Ô toi qui, entre toutes les femmes, en cherches une faite exprès pour tes goûts, tes pensées et ta personne ; une femme qui puisse s'adapter à ton être, que tu puisses saisir dans tous ses détails, à la vie de qui tu puisses entrelacer la tienne ! ne cherche pas au bal masqué, car là la variété est réduite à la plus simple expression : toutes les femmes s'y ressemblent ou plutôt se fondent pour n'en constituer qu'une seule, le type de la femme de nos jours, la femme masquée.

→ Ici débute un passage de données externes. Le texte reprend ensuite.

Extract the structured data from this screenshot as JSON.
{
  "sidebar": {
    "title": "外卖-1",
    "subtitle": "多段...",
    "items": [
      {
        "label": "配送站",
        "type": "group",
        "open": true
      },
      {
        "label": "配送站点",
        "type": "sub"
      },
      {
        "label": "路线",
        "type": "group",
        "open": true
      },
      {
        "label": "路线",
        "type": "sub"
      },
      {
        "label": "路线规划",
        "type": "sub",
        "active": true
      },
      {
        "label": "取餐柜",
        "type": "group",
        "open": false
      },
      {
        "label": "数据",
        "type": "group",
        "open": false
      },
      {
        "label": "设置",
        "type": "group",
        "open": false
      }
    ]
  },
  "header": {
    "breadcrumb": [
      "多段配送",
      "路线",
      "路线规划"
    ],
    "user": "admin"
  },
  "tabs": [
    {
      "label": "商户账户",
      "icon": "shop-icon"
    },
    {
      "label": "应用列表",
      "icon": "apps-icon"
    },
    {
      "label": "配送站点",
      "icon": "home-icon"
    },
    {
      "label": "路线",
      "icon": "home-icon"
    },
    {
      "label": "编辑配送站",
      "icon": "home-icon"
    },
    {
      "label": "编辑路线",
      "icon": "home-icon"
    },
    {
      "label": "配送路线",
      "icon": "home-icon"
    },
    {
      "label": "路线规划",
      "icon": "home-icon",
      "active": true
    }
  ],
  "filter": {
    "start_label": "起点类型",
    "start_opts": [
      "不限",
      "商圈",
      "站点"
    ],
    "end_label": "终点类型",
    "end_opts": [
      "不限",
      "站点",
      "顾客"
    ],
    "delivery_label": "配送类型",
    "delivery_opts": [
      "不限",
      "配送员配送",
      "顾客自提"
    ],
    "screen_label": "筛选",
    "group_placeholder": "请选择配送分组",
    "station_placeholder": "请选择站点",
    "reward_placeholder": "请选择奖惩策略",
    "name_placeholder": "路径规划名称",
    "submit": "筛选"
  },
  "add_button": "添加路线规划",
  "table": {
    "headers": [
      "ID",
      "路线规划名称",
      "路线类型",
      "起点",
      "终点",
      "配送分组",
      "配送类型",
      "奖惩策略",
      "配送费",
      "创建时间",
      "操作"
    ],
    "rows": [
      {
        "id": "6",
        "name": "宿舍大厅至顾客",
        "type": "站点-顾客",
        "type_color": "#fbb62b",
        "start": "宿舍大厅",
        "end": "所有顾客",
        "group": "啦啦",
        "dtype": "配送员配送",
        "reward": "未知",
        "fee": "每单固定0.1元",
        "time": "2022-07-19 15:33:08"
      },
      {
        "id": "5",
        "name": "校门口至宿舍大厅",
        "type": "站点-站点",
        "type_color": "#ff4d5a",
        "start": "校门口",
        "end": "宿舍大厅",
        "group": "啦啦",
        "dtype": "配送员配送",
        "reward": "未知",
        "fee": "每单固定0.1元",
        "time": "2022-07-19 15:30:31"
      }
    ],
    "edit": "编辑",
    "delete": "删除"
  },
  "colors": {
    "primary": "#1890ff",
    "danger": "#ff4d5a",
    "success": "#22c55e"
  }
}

Que si tu en désires une distincte des autres et pour toi seul, dis à ton imagination d'entrer en enfantement.
Et remarquez-le, les femmes seules prennent un masque. Quant aux hommes, c'est le visage découvert qu'ils vont aux bals masqués. Pourquoi cacheraient-ils leur figure ? Les hommes n'osent-ils pas tout demander aux femmes, le front découvert ? Sous un domino obtiendraient-ils plus facilement des aveux ? Les femmes leurs feraient-elles des révélations plus cachées et plus piquantes ? Mais que la femme soit arrivée de l'incognito, que sa personnalité propre soit couverte du manteau de toutes les femmes, alors elle consentira à vous ouvrir les secrets les plus intimes de son être, se laissant aller avec délice à ce libertinage d'esprit, dépouillant sa tunique de pudeur et rejetant sur son sexe le reproche qu'on lui adresserait à elle, si ce n'était le masque.
La femme masquée c'est la femme telle que les hommes l'ont faite, c'est l'odalisque fuyant pour quelques heures, sous le voile de la nuit, le harem de son maître, et courant, dans une aventureuse passion, oublier un instant la contrainte et l'abstinence. La femme masquée, c'est la femme qui prend sa revanche de l'exploitation de l'homme, qui poursuit son maître de ses agaceries, le faisant rougir, le tendant à le rendre confus, timide, embarrassé.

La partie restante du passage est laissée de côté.